Laura Grimes “What not to say to a Grieving Parent”

It is a difficult task to accompany someone in their grief and sadness, especially after the death of their child. We feel overwhelmed and helpless when we hear of a friend’s or relative’s loss. Often we worry will we say or do the wrong thing and make their sadness worse. For that reason we will avoid the bereaved person rather than have those awkward moments where words fail us or we feel so inadequate witnessing their raw grief.

However as bereaved parents we need your support and friendship to get through the grieving process. The most valuable thing you have to give is your presence, not just over the funeral and early days but for the weeks, months and years to come.

A friend’s presence is the greatest source of support and solace and is more important than your knowledge or advice. You can help us by sitting near, holding our hand, giving us a hug, passing the tissues, crying together, listening, sharing memories, offering practical help to do tasks that we find too difficult to do, like going to the local shops or collecting a child from school.

Guidelines

  • Please don’t avoid us, have the courage to accept us and our grief
  • Please be aware that each death is unique and comparisons to other losses are not appropriate
  • By Asking “how are you feeling” indicates recognition of our feelings rather than just “How are you”?
  • Please speak the name our son or daughter and share your special memories
  • Understand that crying and being emotional when talking about our children is because they are dead and not because you mentioned them.
  • Tolerate our emotional state some days we will be angry, some days lethargic, some days we will want to talk and you to listen, other days we will want you to talk and for us to listen.
  • Don’t put a time frame on our grief, everyone grieves in their own way and time, there is no formula!

Unintentionally, hurtful things are sometimes said to a bereaved parents.

Some of these comments would include:

  • “I know how you feel…” (not unless lost a son or daughter)
  • “They are better off now”
  • “It was meant to be”
  • “You have an angel in heaven”
  • “It makes me sad to hear you talk about it”
  • “You are so strong, if it happened to me I would die”
  • “I don’t know how you are getting through this”
  • “Thankfully you have other children”
  • “You can have other children”
  • “She / he won’t suffer or be in pain now”
  • “Cheer up”
  • “Don’t cry it will upset others”
  • “Time will heal”
  • “Think about your surviving children”
  • “You need to get out more, back to work, into a routine”
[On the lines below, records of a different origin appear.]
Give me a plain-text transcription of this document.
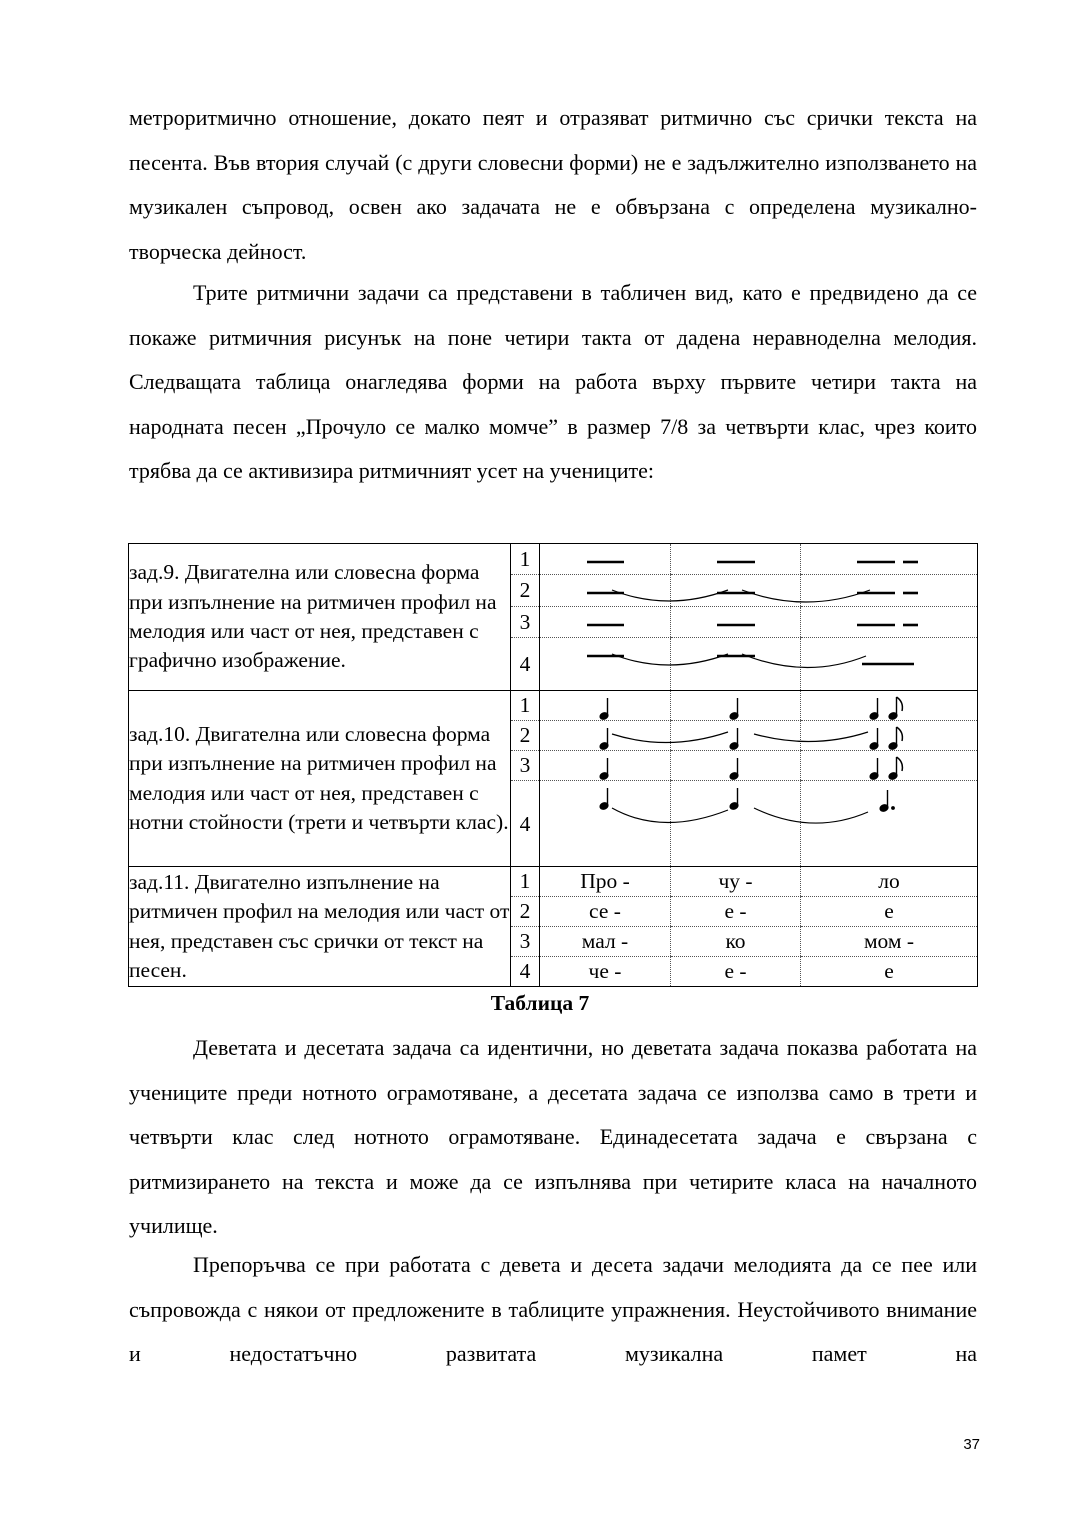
метроритмично отношение, докато пеят и отразяват ритмично със срички текста на песента. Във втория случай (с други словесни форми) не е задължително използването на музикален съпровод, освен ако задачата не е обвързана с определена музикално-творческа дейност.

Трите ритмични задачи са представени в табличен вид, като е предвидено да се покаже ритмичния рисунък на поне четири такта от дадена неравноделна мелодия. Следващата таблица онагледява форми на работа върху първите четири такта на народната песен „Прочуло се малко момче” в размер 7/8 за четвърти клас, чрез които трябва да се активизира ритмичният усет на учениците:

зад.9. Двигателна или словесна форма при изпълнение на ритмичен профил на мелодия или част от нея, представен с графично изображение.	1			
	2			
	3			
	4			
зад.10. Двигателна или словесна форма при изпълнение на ритмичен профил на мелодия или част от нея, представен с нотни стойности (трети и четвърти клас).	1			
	2			
	3			
	4			
зад.11. Двигателно изпълнение на ритмичен профил на мелодия или част от нея, представен със срички от текст на песен.	1	Про -	чу -	ло
	2	се -	е -	е
	3	мал -	ко	мом -
	4	че -	е -	е
Таблица 7

Деветата и десетата задача са идентични, но деветата задача показва работата на учениците преди нотното ограмотяване, а десетата задача се използва само в трети и четвърти клас след нотното ограмотяване. Единадесетата задача е свързана с ритмизирането на текста и може да се изпълнява при четирите класа на началното училище.

Препоръчва се при работата с девета и десета задачи мелодията да се пее или съпровожда с някои от предложените в таблиците упражнения. Неустойчивото внимание и недостатъчно развитата музикална памет на

37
What can help us in the early days after our child’s death are:

  • Acknowledging the tragedy that has befallen the family
  • Letting us know it is ok to cry
  • Asking “What can I do for you”
  • Bringing us for a walk or a drive to give us some respite from the house
  • Remembering special occasions, our son’s or daughter’s brithday, anniversary understanding how difficult they are for us
  • Offering to help us with some of the more difficult tasks
  • By listening even though we may be repeating ourselves again and again

To all our friends and extended families… We know at times we are not easy to be friends to. The deep sadness that frequently overwhelms us is hard for you to witness and comprehend and no matter how you try to comfort us nothing seems to be getting through.

It is tempting when you feel uncomfortable to shut us off, not visit, to encourage us to stop crying or to try and rush us though our painful grieving process. Please be patient with us, waiting for us to get back to our old selves could be a long wait, grief changes people, we now have to find a new normal without our son or daughter in our lives… that will take time.